Using Rust objects from other languages

Let’s create a Rust object that will tell us how many people live in each USA ZIP code. We want to be able to use this logic in other languages, but we only need to pass simple primitives like integers or strings across the FFI boundary. The object will have both mutable and immutable methods. Because we can not look inside the object, this is often referred to as an opaque object or an opaque pointer.

extern crate libc;

use libc::{c_char, uint32_t};
use std::str;
use std::collections::HashMap;
use std::ffi::CStr;

pub struct ZipCodeDatabase {
    population: HashMap<String, u32>,
}

impl ZipCodeDatabase {
    fn new() -> ZipCodeDatabase {
        ZipCodeDatabase {
            population: HashMap::new(),
        }
    }

    fn populate(&mut self) {
        for i in 0..100000 {
            let zip = format!("{:05}", i);
            self.population.insert(zip, i);
        }
    }

    fn population_of(&self, zip: &str) -> u32 {
        self.population.get(zip).cloned().unwrap_or(0)
    }
}

#[no_mangle]
pub extern fn zip_code_database_new() -> *mut ZipCodeDatabase {
    Box::into_raw(Box::new(ZipCodeDatabase::new()))
}

#[no_mangle]
pub extern fn zip_code_database_free(ptr: *mut ZipCodeDatabase) {
    if ptr.is_null() { return }
    unsafe { Box::from_raw(ptr); }
}

#[no_mangle]
pub extern fn zip_code_database_populate(ptr: *mut ZipCodeDatabase) {
    let database = unsafe {
        assert!(!ptr.is_null());
        &mut *ptr
    };
    database.populate();
}

#[no_mangle]
pub extern fn zip_code_database_population_of(ptr: *const ZipCodeDatabase, zip: *const c_char) -> uint32_t {
    let database = unsafe {
        assert!(!ptr.is_null());
        &*ptr
    };
    let zip = unsafe {
        assert!(!zip.is_null());
        CStr::from_ptr(zip)
    };
    let zip_str = zip.to_str().unwrap();
    database.population_of(zip_str)
}

The struct is defined in a normal way for Rust. One extern function is created for each function of the object. C has no built-in namespacing concept, so it is normal to prefix each function with a package name and/or a type name. For this example, we use zip_code_database. Following normal C conventions, a pointer to the object is always provided as the first argument.
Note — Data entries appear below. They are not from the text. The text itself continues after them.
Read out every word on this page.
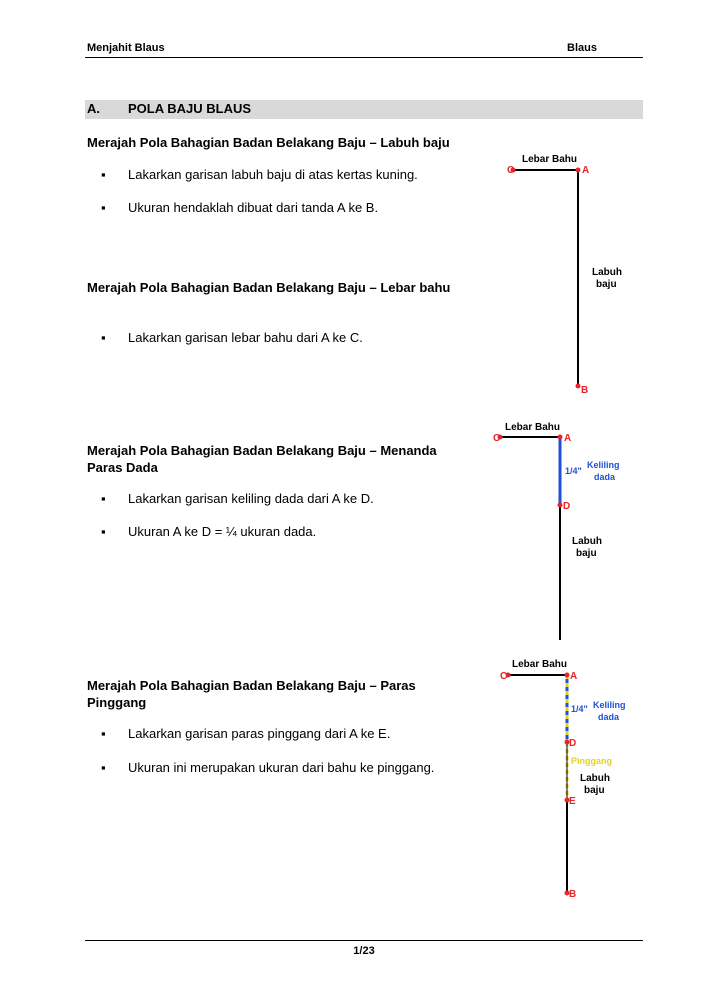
Menjahit Blaus	Blaus
A. POLA BAJU BLAUS
Merajah Pola Bahagian Badan Belakang Baju – Labuh baju
▪ Lakarkan garisan labuh baju di atas kertas kuning.
▪ Ukuran hendaklah dibuat dari tanda A ke B.
Merajah Pola Bahagian Badan Belakang Baju – Lebar bahu
▪ Lakarkan garisan lebar bahu dari A ke C.
Merajah Pola Bahagian Badan Belakang Baju – Menanda
Paras Dada
▪ Lakarkan garisan keliling dada dari A ke D.
▪ Ukuran A ke D = ¼ ukuran dada.
Merajah Pola Bahagian Badan Belakang Baju – Paras
Pinggang
▪ Lakarkan garisan paras pinggang dari A ke E.
▪ Ukuran ini merupakan ukuran dari bahu ke pinggang.
Lebar Bahu
C	A
Labuh
baju
B
Lebar Bahu
C	A
1/4"
Keliling
dada
D
Labuh
baju
Lebar Bahu
C	A
1/4" Keliling
dada
D
Pinggang
Labuh
baju
E
B
1/23
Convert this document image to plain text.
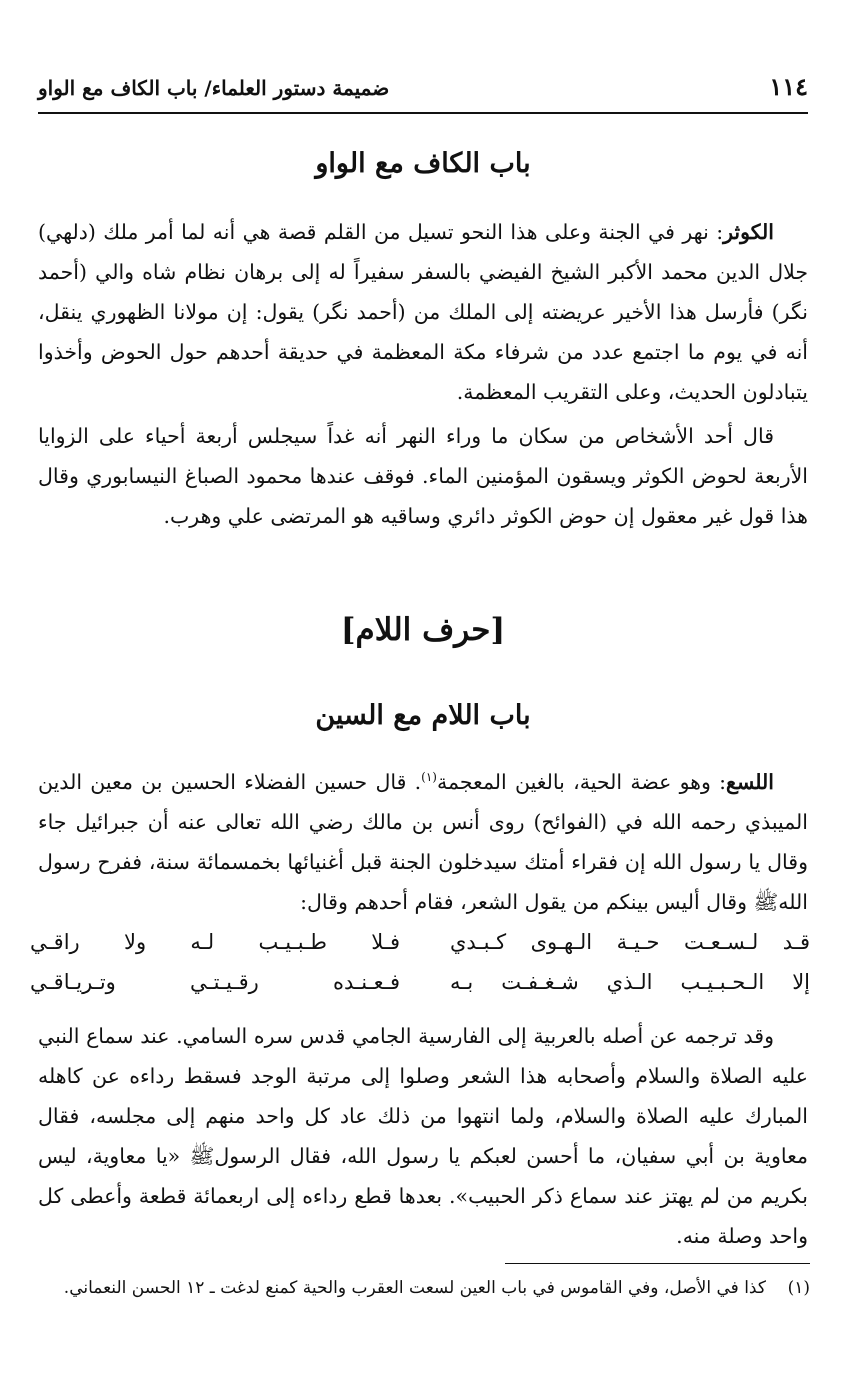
١١٤
ضميمة دستور العلماء/ باب الكاف مع الواو
باب الكاف مع الواو

الكوثر: نهر في الجنة وعلى هذا النحو تسيل من القلم قصة هي أنه لما أمر ملك (دلهي) جلال الدين محمد الأكبر الشيخ الفيضي بالسفر سفيراً له إلى برهان نظام شاه والي (أحمد نگر) فأرسل هذا الأخير عريضته إلى الملك من (أحمد نگر) يقول: إن مولانا الظهوري ينقل، أنه في يوم ما اجتمع عدد من شرفاء مكة المعظمة في حديقة أحدهم حول الحوض وأخذوا يتبادلون الحديث، وعلى التقريب المعظمة.

قال أحد الأشخاص من سكان ما وراء النهر أنه غداً سيجلس أربعة أحياء على الزوايا الأربعة لحوض الكوثر ويسقون المؤمنين الماء. فوقف عندها محمود الصباغ النيسابوري وقال هذا قول غير معقول إن حوض الكوثر دائري وساقيه هو المرتضى علي وهرب.

[حرف اللام]
باب اللام مع السين

اللسع: وهو عضة الحية، بالغين المعجمة$^{(١)}$. قال حسين الفضلاء الحسين بن معين الدين الميبذي رحمه الله في (الفوائح) روى أنس بن مالك رضي الله تعالى عنه أن جبرائيل جاء وقال يا رسول الله إن فقراء أمتك سيدخلون الجنة قبل أغنيائها بخمسمائة سنة، ففرح رسول اللهﷺ وقال أليس بينكم من يقول الشعر، فقام أحدهم وقال:

قـد لـسـعـت حـيـة الـهـوى كـبـدي
فـلا طـبـيـب لـه ولا راقـي
إلا الـحـبـيـب الـذي شـغـفـت بـه
فـعـنـده رقـيـتـي وتـريـاقـي

وقد ترجمه عن أصله بالعربية إلى الفارسية الجامي قدس سره السامي. عند سماع النبي عليه الصلاة والسلام وأصحابه هذا الشعر وصلوا إلى مرتبة الوجد فسقط رداءه عن كاهله المبارك عليه الصلاة والسلام، ولما انتهوا من ذلك عاد كل واحد منهم إلى مجلسه، فقال معاوية بن أبي سفيان، ما أحسن لعبكم يا رسول الله، فقال الرسولﷺ «يا معاوية، ليس بكريم من لم يهتز عند سماع ذكر الحبيب». بعدها قطع رداءه إلى اربعمائة قطعة وأعطى كل واحد وصلة منه.

(١)    كذا في الأصل، وفي القاموس في باب العين لسعت العقرب والحية كمنع لدغت ـ ١٢ الحسن النعماني.
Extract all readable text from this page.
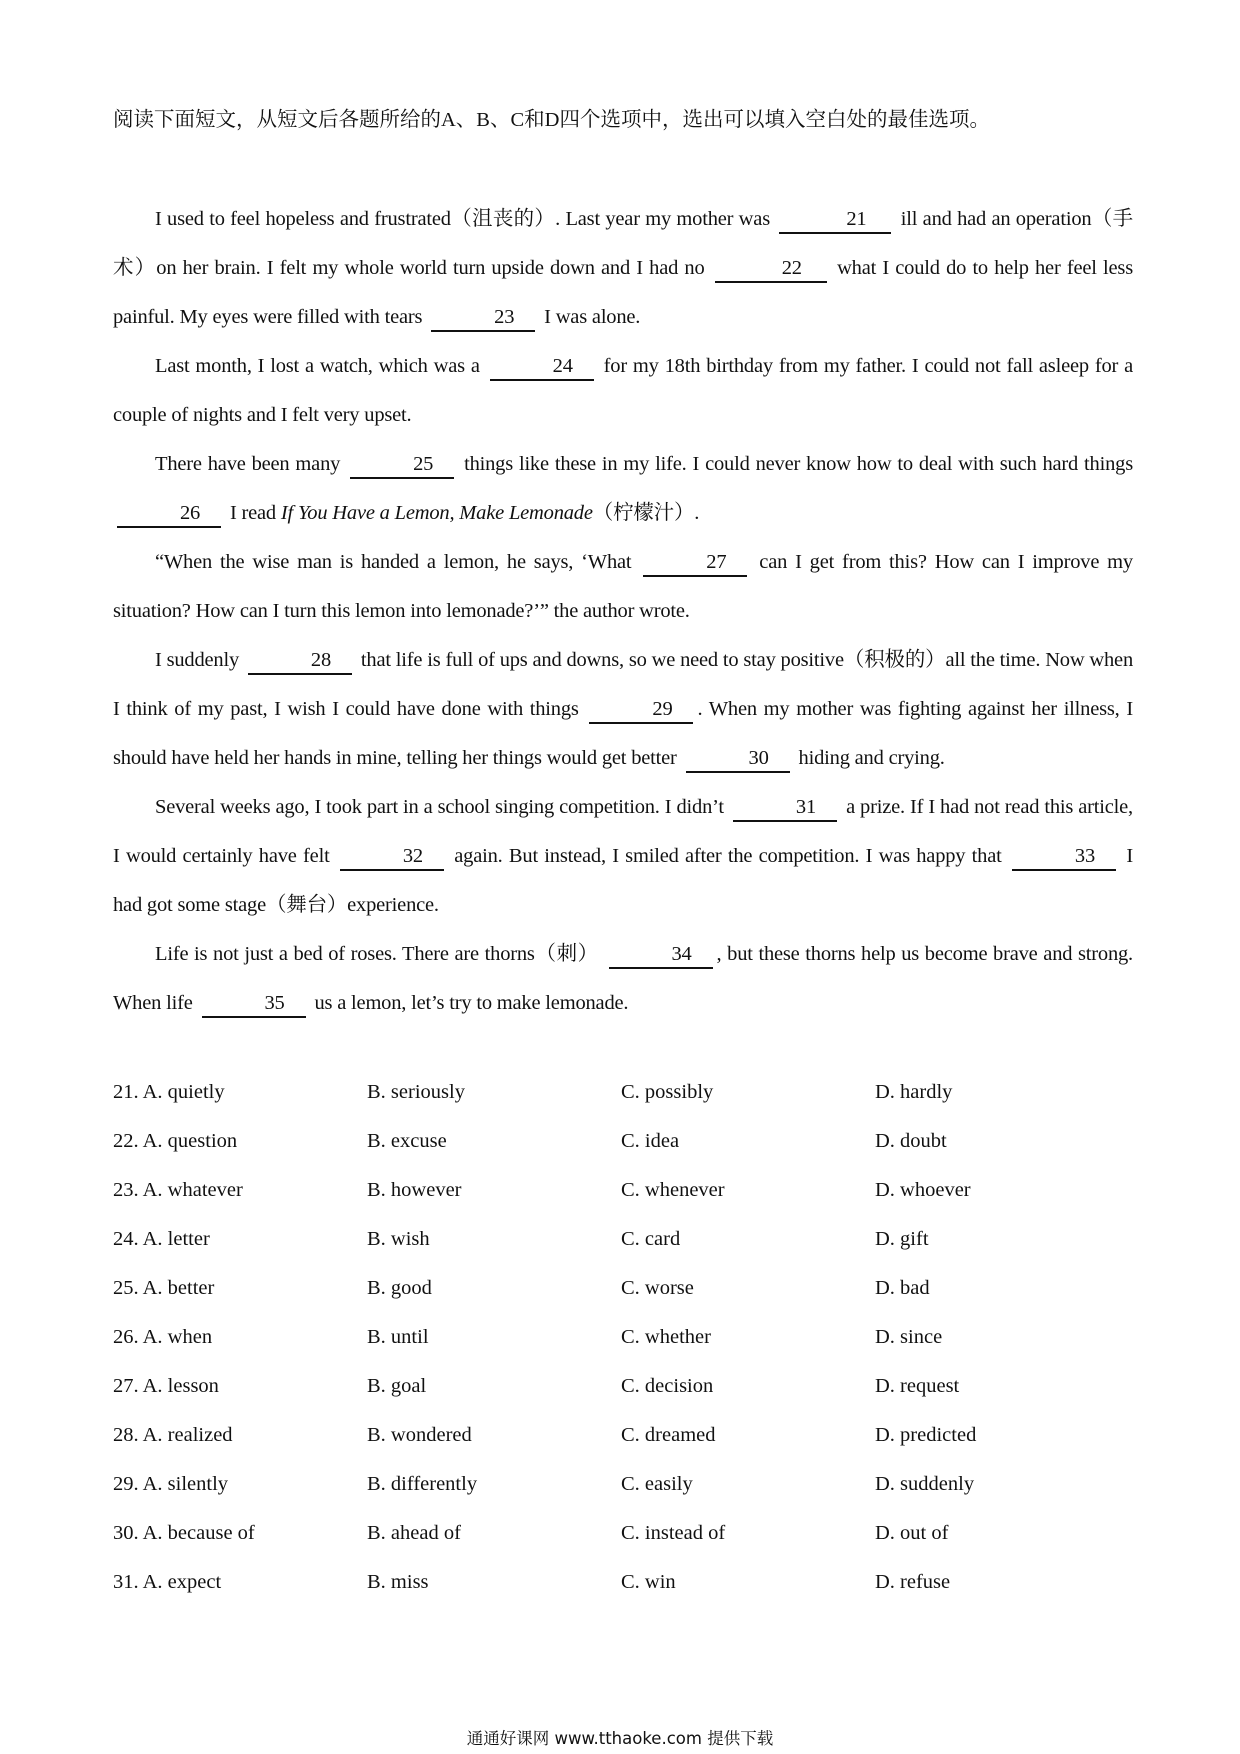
阅读下面短文，从短文后各题所给的A、B、C和D四个选项中，选出可以填入空白处的最佳选项。

I used to feel hopeless and frustrated（沮丧的）. Last year my mother was	21 ill and had an operation（手术）on her brain. I felt my whole world turn upside down and I had no	22 what I could do to help her feel less painful. My eyes were filled with tears	23 I was alone.

Last month, I lost a watch, which was a	24 for my 18th birthday from my father. I could not fall asleep for a couple of nights and I felt very upset.

There have been many	25 things like these in my life. I could never know how to deal with such hard things 26 I read If You Have a Lemon, Make Lemonade（柠檬汁）.

“When the wise man is handed a lemon, he says, ‘What	27 can I get from this? How can I improve my situation? How can I turn this lemon into lemonade?’” the author wrote.

I suddenly	28 that life is full of ups and downs, so we need to stay positive（积极的）all the time. Now when I think of my past, I wish I could have done with things	29 . When my mother was fighting against her illness, I should have held her hands in mine, telling her things would get better	30 hiding and crying.

Several weeks ago, I took part in a school singing competition. I didn’t	31 a prize. If I had not read this article, I would certainly have felt	32 again. But instead, I smiled after the competition. I was happy that	33 I had got some stage（舞台）experience.

Life is not just a bed of roses. There are thorns（刺）	34 , but these thorns help us become brave and strong. When life	35 us a lemon, let’s try to make lemonade.

21. A. quietly	B. seriously	C. possibly	D. hardly
22. A. question	B. excuse	C. idea	D. doubt
23. A. whatever	B. however	C. whenever	D. whoever
24. A. letter	B. wish	C. card	D. gift
25. A. better	B. good	C. worse	D. bad
26. A. when	B. until	C. whether	D. since
27. A. lesson	B. goal	C. decision	D. request
28. A. realized	B. wondered	C. dreamed	D. predicted
29. A. silently	B. differently	C. easily	D. suddenly
30. A. because of	B. ahead of	C. instead of	D. out of
31. A. expect	B. miss	C. win	D. refuse
通通好课网 www.tthaoke.com 提供下载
To create a new instance of object, we box the result of the object’s constructor. This places the struct onto the heap where it will have a stable memory address. This address is converted into a raw pointer using Box::into_raw.

This pointer points at memory allocated by Rust; memory allocated by Rust must be deallocated by Rust. We use Box::from_raw to convert the pointer back into a Box<ZipCodeDatabase> when the object is to be freed. Unlike other functions, we do allow NULL to be passed, but simply do nothing in that case. This is a nicety for client programmers.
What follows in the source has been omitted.